Taliban militants launched an ambush Monday on three buses in northern Afghanistan, kidnapping about 150 people just a day after President Ashraf Ghani declared a conditional cease-fire ahead of Eid al-Adha.

The announcement of the cease-fire came after days of fighting between the militants and security forces in the central city of Ghazni and a northern province. The hostage incident was the latest assault by the insurgents in the area near Kunduz, which has recently fallen under Taliban control. 

Mohammad Yusouf Ayubi, the head of the provincial council in Kunduz, said the attackers stopped three buses on the road near Khan Abad district and forced the passengers to leave the vehicles. He added it was believed the militants were searching for government or security force employees.

Esmatullah Muradi, a spokesman for the Kunduz governor, told Reuters the passengers were taken to "an undisclosed location." Most of the passengers — including women and children — have since been freed. Security forces are involved in a fierce clash with the militants to release the final 21.

On Sunday, Ghani declared a provisional ceasefire conditioned on the Taliban’s participation, even though fighting against the Western-backed government in Kabul and NATO coalition forces have increased.

The decision was supported by the United States, with Secretary of State Michael Pompei saying: “This plan responds to the clear and continued call of the Afghan people for peace.” 

He said the “last ceasefire in Afghanistan revealed the deep desire of the Afghan people to end the conflict, and we hope another ceasefire will move the country closer to sustainable security.”

“The United States and our international partners support this initiative by the Afghan people and the Afghan government, and we call on the Taliban to participate. It is our hope, and that of the international community, that the Afghan people may celebrate Eid al-Adha this year in peace, free from fear,” he added. 

Pompeo also stated Washington supported Ghani's offer for comprehensive negotiations on a mutually agreed agenda.‎

“We remain ready to support, facilitate, and participate in direct negotiations between the Afghan government and the Taliban. There are no obstacles to talks. It is time for peace,” he said.

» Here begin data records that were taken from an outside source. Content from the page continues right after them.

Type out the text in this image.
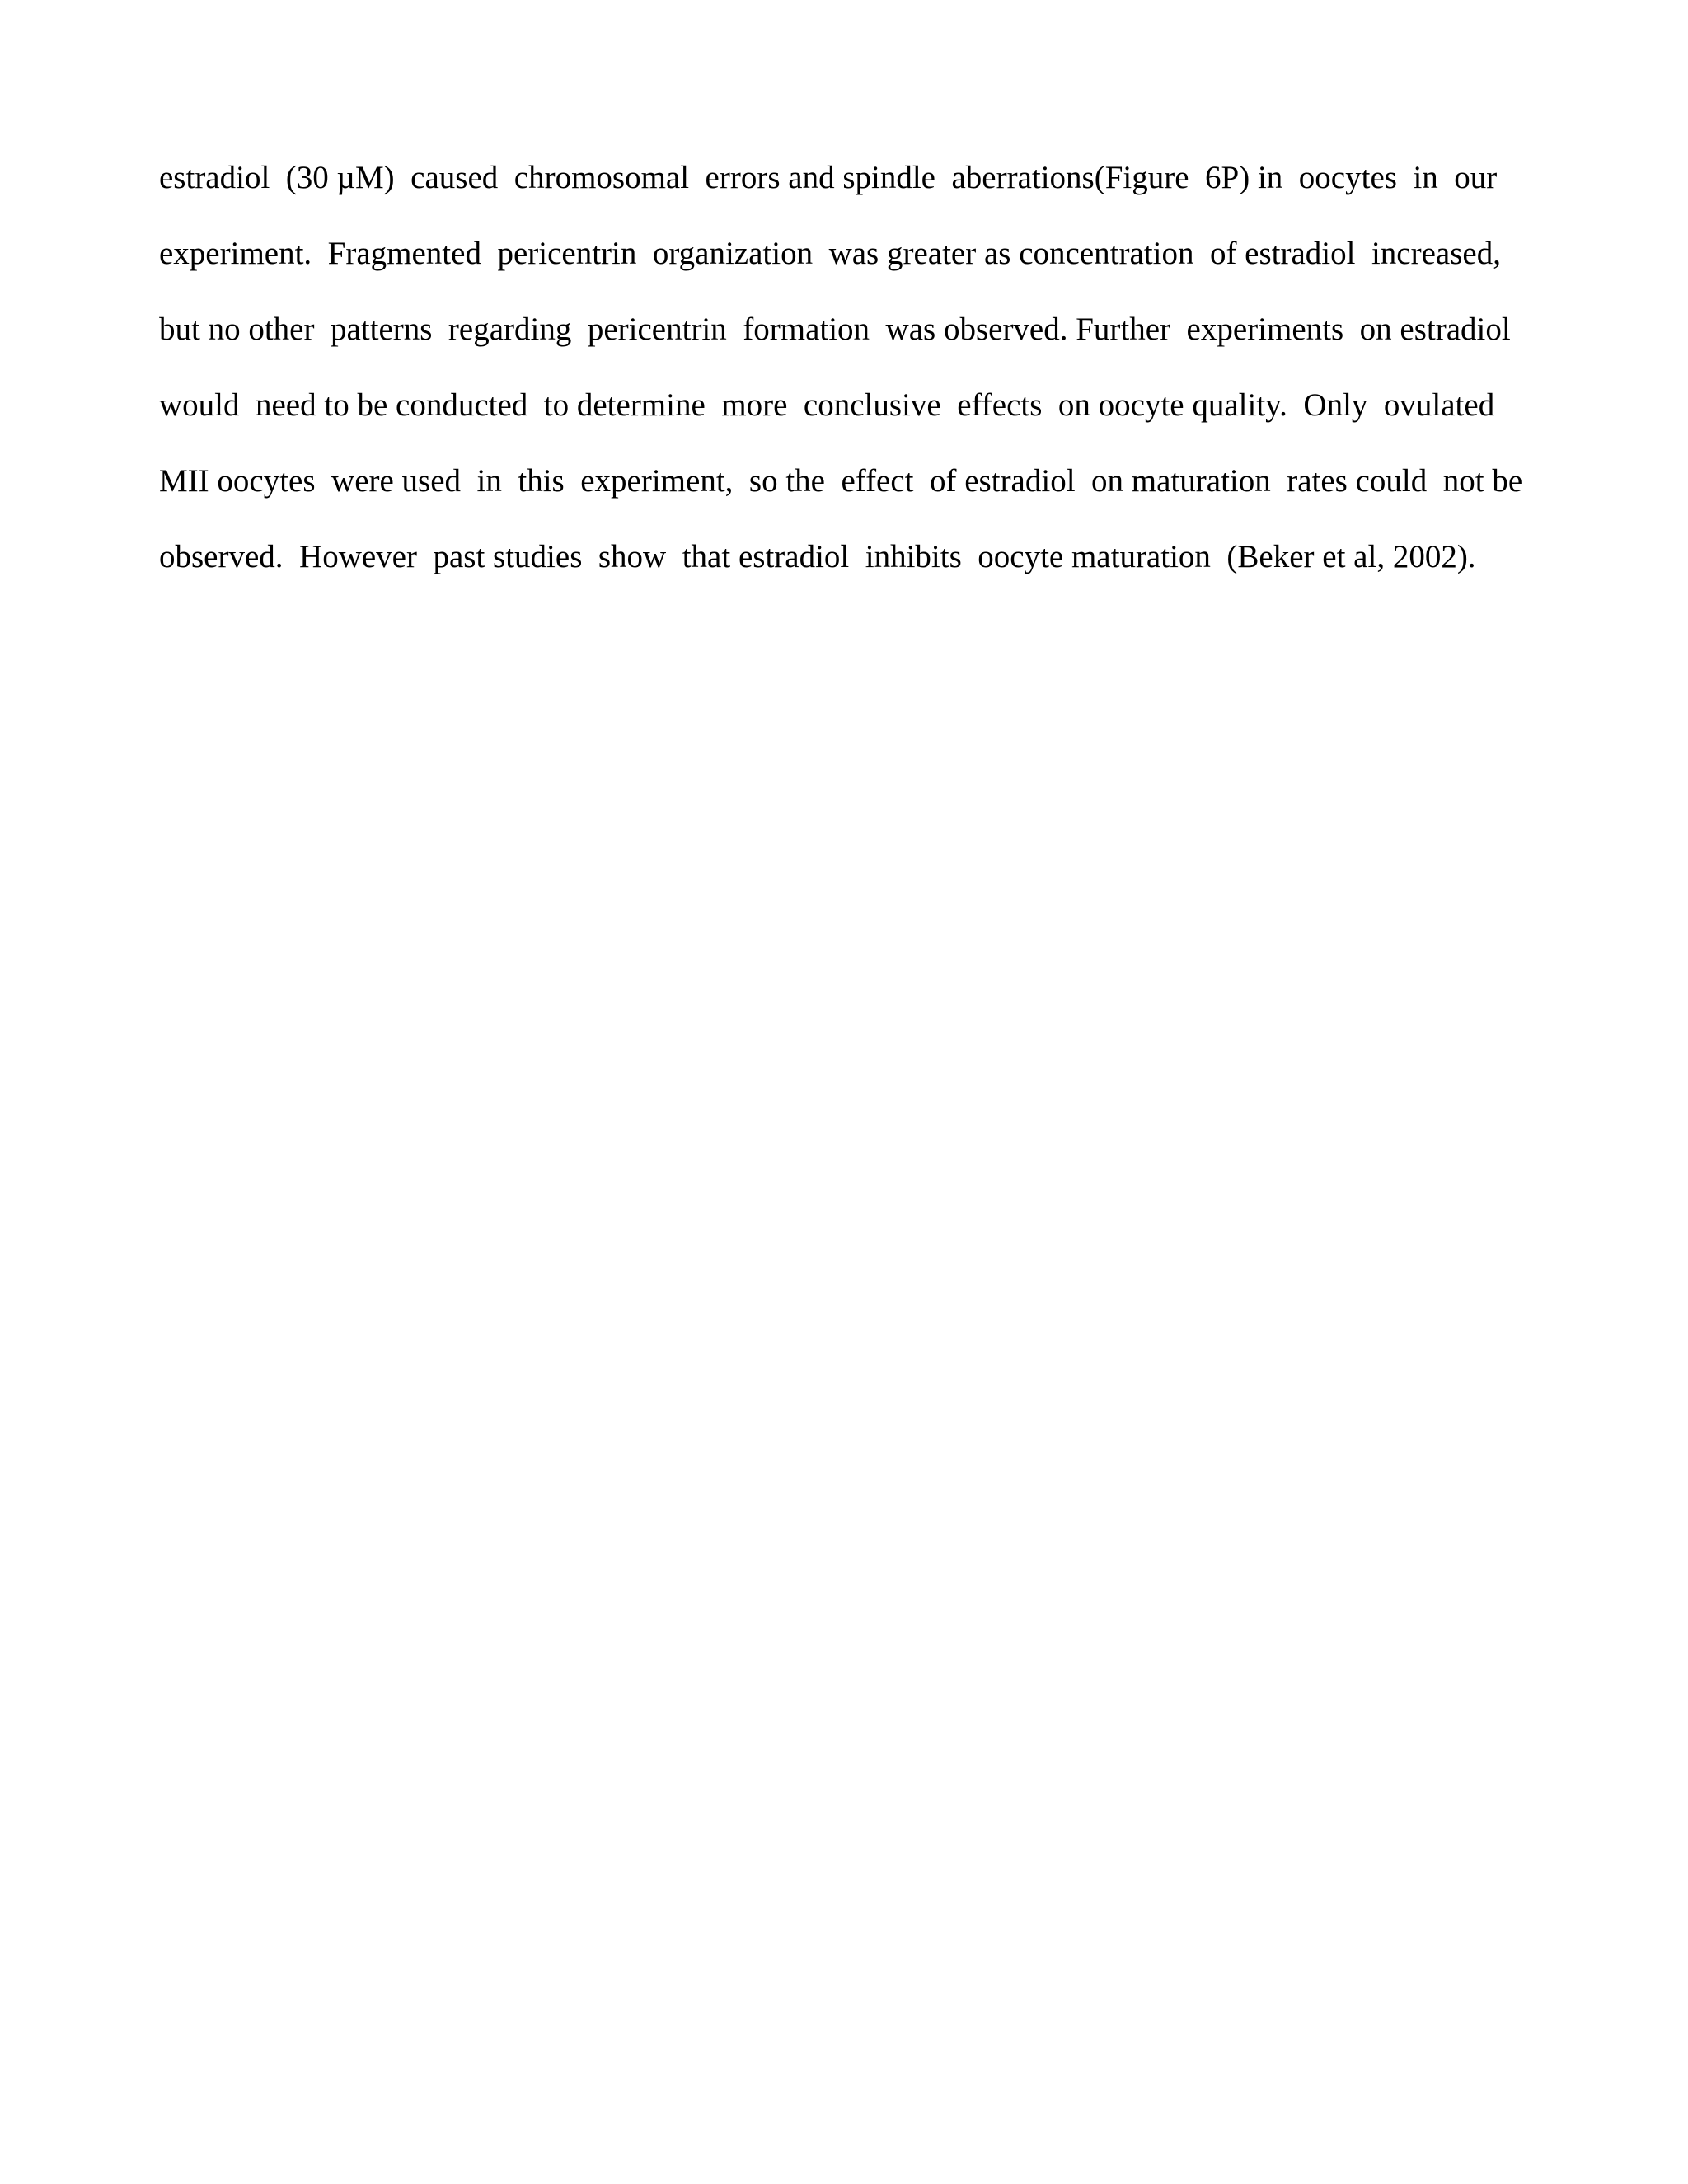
estradiol  (30 µM)  caused  chromosomal  errors and spindle  aberrations(Figure  6P) in  oocytes  in  our
experiment.  Fragmented  pericentrin  organization  was greater as concentration  of estradiol  increased,
but no other  patterns  regarding  pericentrin  formation  was observed. Further  experiments  on estradiol
would  need to be conducted  to determine  more  conclusive  effects  on oocyte quality.  Only  ovulated
MII oocytes  were used  in  this  experiment,  so the  effect  of estradiol  on maturation  rates could  not be
observed.  However  past studies  show  that estradiol  inhibits  oocyte maturation  (Beker et al, 2002).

The Pakistan Foreign Office also released a statement welcoming Afghan government's decision in order to bring peace and stability in Afghanistan. 

"Pakistan fully supports all such efforts that contribute to achieving durable stability and lasting peace in Afghanistan," Foreign Office spokesman Muhammad Faisal said in a statement. 

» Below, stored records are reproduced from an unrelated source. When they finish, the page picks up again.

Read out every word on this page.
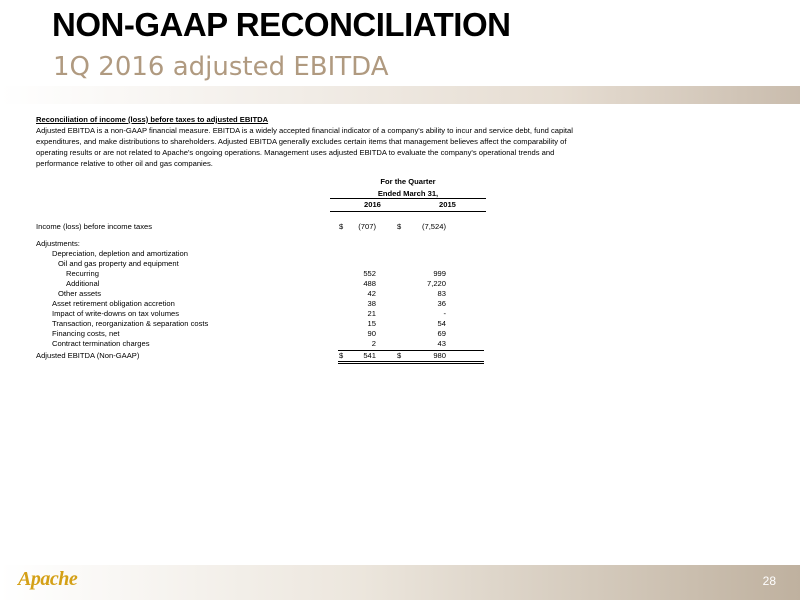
NON-GAAP RECONCILIATION
1Q 2016 adjusted EBITDA
Reconciliation of income (loss) before taxes to adjusted EBITDA

Adjusted EBITDA is a non-GAAP financial measure. EBITDA is a widely accepted financial indicator of a company's ability to incur and service debt, fund capital expenditures, and make distributions to shareholders. Adjusted EBITDA generally excludes certain items that management believes affect the comparability of operating results or are not related to Apache's ongoing operations. Management uses adjusted EBITDA to evaluate the company's operational trends and performance relative to other oil and gas companies.

For the Quarter
Ended March 31,
2016	2015
Income (loss) before income taxes	$ (707)	$	(7,524)
Adjustments:
Depreciation, depletion and amortization
Oil and gas property and equipment
Recurring	552	999
Additional	488	7,220
Other assets	42	83
Asset retirement obligation accretion	38	36
Impact of write-downs on tax volumes	21	-
Transaction, reorganization & separation costs	15	54
Financing costs, net	90	69
Contract termination charges	2	43
Adjusted EBITDA (Non-GAAP)	$	541	$	980
Apache	28
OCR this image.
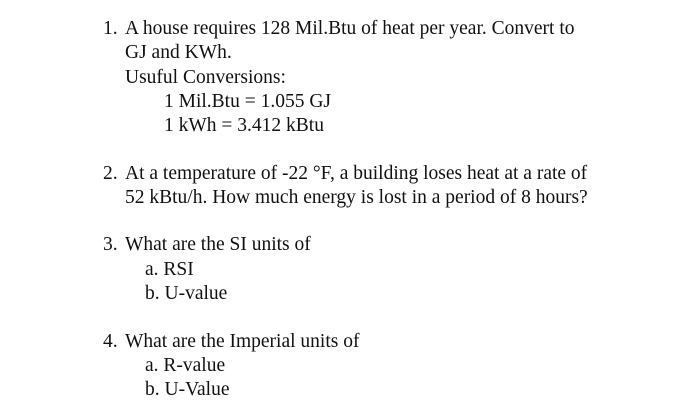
1. A house requires 128 Mil.Btu of heat per year. Convert to
GJ and KWh.
Usuful Conversions:
1 Mil.Btu = 1.055 GJ
1 kWh = 3.412 kBtu
2. At a temperature of -22 °F, a building loses heat at a rate of
52 kBtu/h. How much energy is lost in a period of 8 hours?
3. What are the SI units of
a. RSI
b. U-value
4. What are the Imperial units of
a. R-value
b. U-Value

"Coinciding with the Independence Day of Afghanistan, the announcement has an even greater significance," Faisal said, adding: "Pakistan calls upon all the parties to respect the holy tradition of sacrifice during Eid al Adha and implement a ceasefire in hostilities - preferably for a more extended period of time."

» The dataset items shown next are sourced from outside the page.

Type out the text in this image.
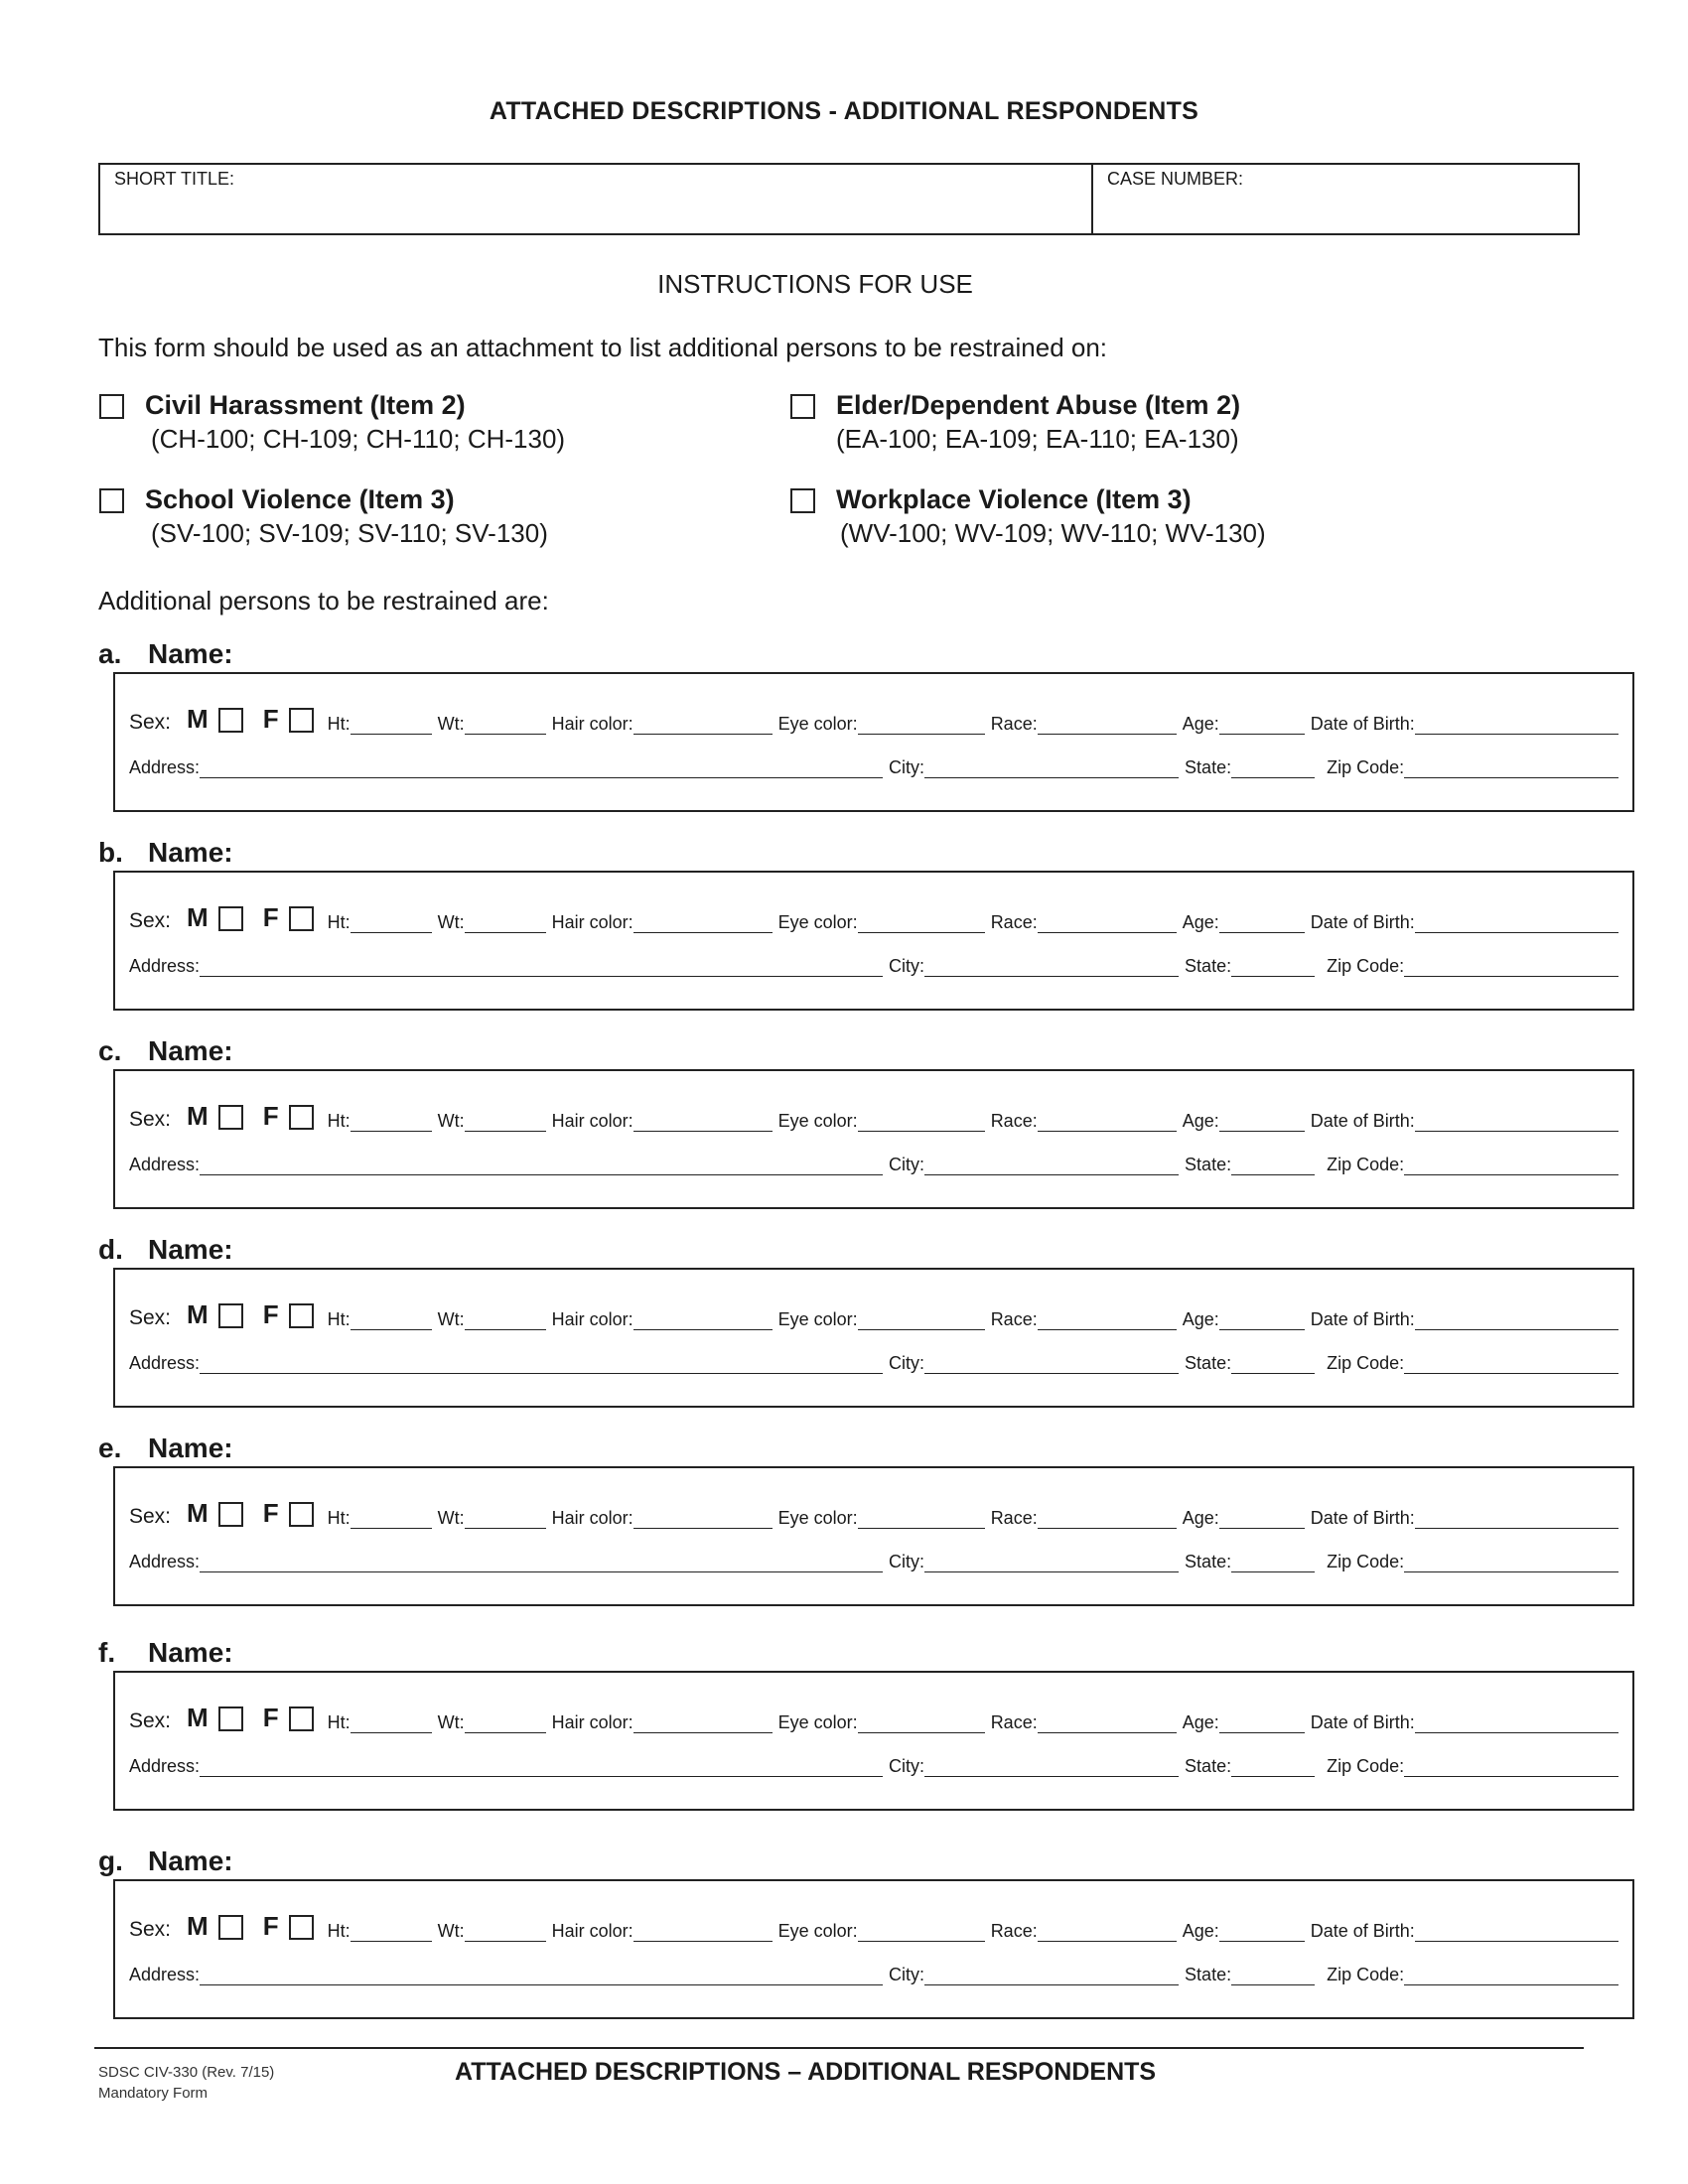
ATTACHED DESCRIPTIONS - ADDITIONAL RESPONDENTS
SHORT TITLE:	CASE NUMBER:
INSTRUCTIONS FOR USE
This form should be used as an attachment to list additional persons to be restrained on:
Civil Harassment (Item 2)
(CH-100; CH-109; CH-110; CH-130)
Elder/Dependent Abuse (Item 2)
(EA-100; EA-109; EA-110; EA-130)
School Violence (Item 3)
(SV-100; SV-109; SV-110; SV-130)
Workplace Violence (Item 3)
(WV-100; WV-109; WV-110; WV-130)
Additional persons to be restrained are:
a. Name:
Sex: M F	Ht:	Wt:	Hair color:	Eye color:	Race:	Age:	Date of Birth:
Address:	City:	State:	Zip Code:
b. Name:
Sex: M F	Ht:	Wt:	Hair color:	Eye color:	Race:	Age:	Date of Birth:
Address:	City:	State:	Zip Code:
c. Name:
Sex: M F	Ht:	Wt:	Hair color:	Eye color:	Race:	Age:	Date of Birth:
Address:	City:	State:	Zip Code:
d. Name:
Sex: M F	Ht:	Wt:	Hair color:	Eye color:	Race:	Age:	Date of Birth:
Address:	City:	State:	Zip Code:
e. Name:
Sex: M F	Ht:	Wt:	Hair color:	Eye color:	Race:	Age:	Date of Birth:
Address:	City:	State:	Zip Code:
f. Name:
Sex: M F	Ht:	Wt:	Hair color:	Eye color:	Race:	Age:	Date of Birth:
Address:	City:	State:	Zip Code:
g. Name:
Sex: M F	Ht:	Wt:	Hair color:	Eye color:	Race:	Age:	Date of Birth:
Address:	City:	State:	Zip Code:
SDSC CIV-330 (Rev. 7/15)
Mandatory Form
ATTACHED DESCRIPTIONS – ADDITIONAL RESPONDENTS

Faisal hailed the decision that he believes would allow the people of Afghanistan to celebrate the great tradition of sacrifice in comfort and peace.

While Taliban is yet to confirm their acceptance of the truce, they released a statement over the weekend saying they planned to free "hundreds of prisoners" — including members of the Afghan security forces Monday — on the occasion of Eid.

According to a Reuters report, which cited Taliban sources, the group's leaders had provisionally agreed on a four-day truce, but supreme leader Sheikh Haibatullah Akhunzada still had to give his final approval.